The strike has been costing Boeing an estimated $50mn a day, according to Bank of America analyst Ron Epstein, giving a total so far of $2.7bn.
The workers on Monday accepted a 38 per cent pay rise over the next four years, representing a significant win for the 33,000 members of the International Association of Machinists and Aerospace Workers District 751. The company originally offered 25 per cent before employees walked off the job nearly eight weeks ago.
The improved wages included in the approved deal will cost Boeing about $1.1bn over the next four years, assuming the average worker earns $76,000 a year, said Jefferies analyst Sheila Kahyaoglu. Signing and performance bonuses will raise this by another $526mn.
The union’s bargaining team, which endorsed the deal on Saturday, called it “one of the strongest contracts in the aerospace industry”.
Boeing chief executive Kelly Ortberg said on Monday that the company was “pleased” to have reached agreement with union members.
“While the past few months have been difficult for all of us, we are all part of the same team,” he said. “There is much work ahead to return to the excellence that made Boeing an iconic company.”
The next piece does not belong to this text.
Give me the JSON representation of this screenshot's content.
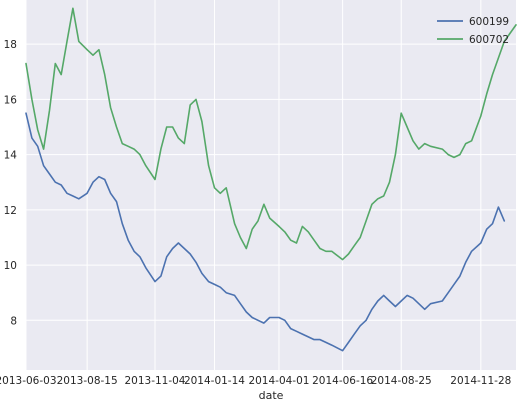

President Joe Biden congratulated workers on their new contract, which his acting labour secretary Julie Su helped negotiate. “Over the last four years, we’ve shown collective bargaining works,” he said. “Good contracts benefit workers, businesses and consumers — and are key to growing the American economy from the middle out and the bottom up.”
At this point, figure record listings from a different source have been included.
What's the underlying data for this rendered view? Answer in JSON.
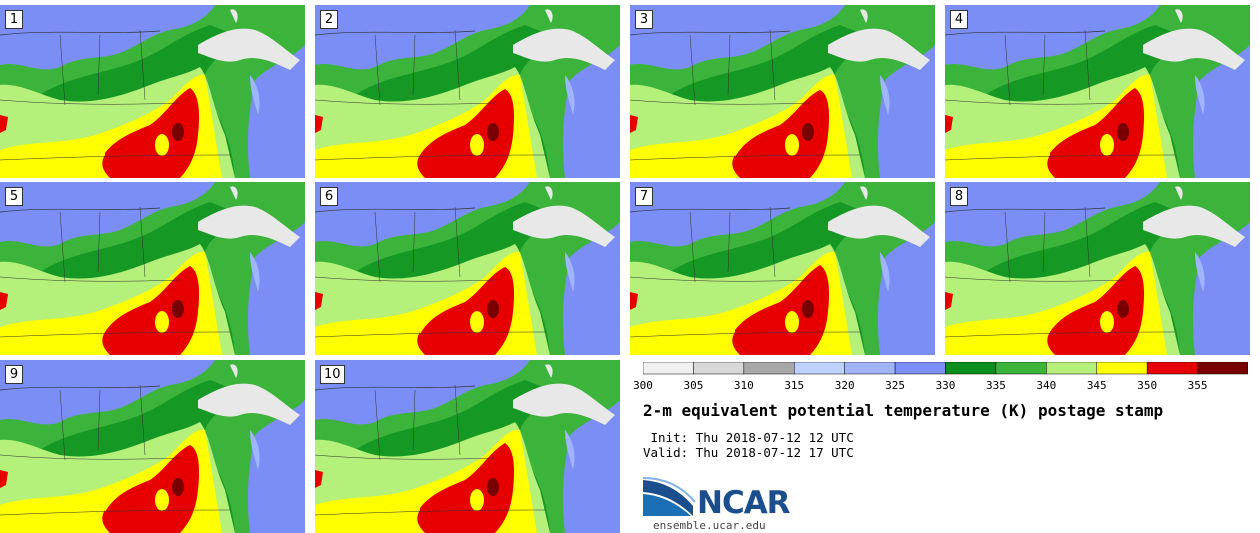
{
  "stamps": [
    "1",
    "2",
    "3",
    "4",
    "5",
    "6",
    "7",
    "8",
    "9",
    "10"
  ],
  "colorbar": {
    "ticks": [
      "300",
      "305",
      "310",
      "315",
      "320",
      "325",
      "330",
      "335",
      "340",
      "345",
      "350",
      "355"
    ],
    "colors": [
      "#f0f0f0",
      "#d8d8d8",
      "#a8a8a8",
      "#c0d0ff",
      "#a0b4ff",
      "#7b8ef6",
      "#0a8f1e",
      "#3cb43c",
      "#b4f07a",
      "#ffff00",
      "#e60000",
      "#780000"
    ]
  },
  "map_colors": {
    "cool": "#7b8ef6",
    "lightblue": "#a0b4ff",
    "darkgreen": "#0a8f1e",
    "green": "#3cb43c",
    "lightgreen": "#b4f07a",
    "yellow": "#ffff00",
    "red": "#e60000",
    "darkred": "#780000",
    "ice": "#e8e8e8"
  },
  "title": "2-m equivalent potential temperature (K) postage stamp",
  "init": " Init: Thu 2018-07-12 12 UTC",
  "valid": "Valid: Thu 2018-07-12 17 UTC",
  "logo": {
    "word": "NCAR",
    "url": "ensemble.ucar.edu"
  }
}
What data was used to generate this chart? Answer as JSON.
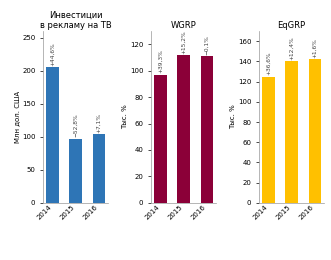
{
  "chart1": {
    "title": "Инвестиции\nв рекламу на ТВ",
    "ylabel": "Млн дол. США",
    "categories": [
      "2014",
      "2015",
      "2016"
    ],
    "values": [
      205,
      97,
      104
    ],
    "color": "#2e75b6",
    "labels": [
      "+44,6%",
      "−52,8%",
      "+7,1%"
    ],
    "ylim": [
      0,
      260
    ],
    "yticks": [
      0,
      50,
      100,
      150,
      200,
      250
    ]
  },
  "chart2": {
    "title": "WGRP",
    "ylabel": "Тыс. %",
    "categories": [
      "2014",
      "2015",
      "2016"
    ],
    "values": [
      97,
      112,
      111
    ],
    "color": "#8b0038",
    "labels": [
      "+39,3%",
      "+15,2%",
      "−0,1%"
    ],
    "ylim": [
      0,
      130
    ],
    "yticks": [
      0,
      20,
      40,
      60,
      80,
      100,
      120
    ]
  },
  "chart3": {
    "title": "EqGRP",
    "ylabel": "Тыс. %",
    "categories": [
      "2014",
      "2015",
      "2016"
    ],
    "values": [
      125,
      140,
      142
    ],
    "color": "#ffc000",
    "labels": [
      "+36,6%",
      "+12,4%",
      "+1,6%"
    ],
    "ylim": [
      0,
      170
    ],
    "yticks": [
      0,
      20,
      40,
      60,
      80,
      100,
      120,
      140,
      160
    ]
  }
}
Boeing has been reeling from a string of problems over the past five years, partly due to its own mistakes, which Ortberg acknowledged in September.
The strike, which halted production of the 737 Max, Boeing’s single-aisle cash cow, is its most recent difficulty in a list that includes twin fatal crashes, the Covid-19 pandemic and an improperly bolted door panel flying off a jet in January at 16,000ft.
The company reported a $6bn loss in the third quarter, the second-largest in its history, and said it would continue to burn cash next year. Last week, Boeing sold $24bn in stock, the most equity ever raised by a US company, as it sought to shore up its finances and protect its investment-grade credit rating.
Ken Herbert, an analyst at RBC Capital Markets, said: “We believe the true cost of the strike for Boeing will be determined over the next year, as the company now faces an uphill climb to restore production rates to pre-strike levels.”
Workers can return to work as early as Wednesday and must return by next Tuesday.
The machinists rejected the initial deal in September, which was backed by union leaders and included a 25 per cent wage increase. Ninety-six per cent voted in favour of striking, fuelled by a decade of anger over a 2014 negotiation that ended workers’ traditional guaranteed pensions, replacing them with defined-contribution retirement investments.
That deal also increased pay by only 4 per cent between 2016 and 2024, a period of substantial inflation. Last month, a second offer that would have raised wages by 35 per cent but did not restore the traditional pension was voted down.
The latest offer does not restore the traditional pension, but it will bring back a performance bonus that was eliminated in the first offer, as well as paying a $12,000 ratification bonus to members.
The contract also guarantees that when Boeing launches its next plane, it will be built in Washington, a key union win given the company’s history of moving work away from its unionised factories or threatening to do so.
During the strike, Boeing furloughed workers and halted deliveries from many suppliers as it tried to preserve cash. It also announced it would cut about 17,000 jobs and delay delivery of the 777X by another year, until 2026, making it six years late.
The pain has spread through the supply chain, with furloughs beginning last month at Spirit AeroSystems, which supplies the fuselage for the 737 Max.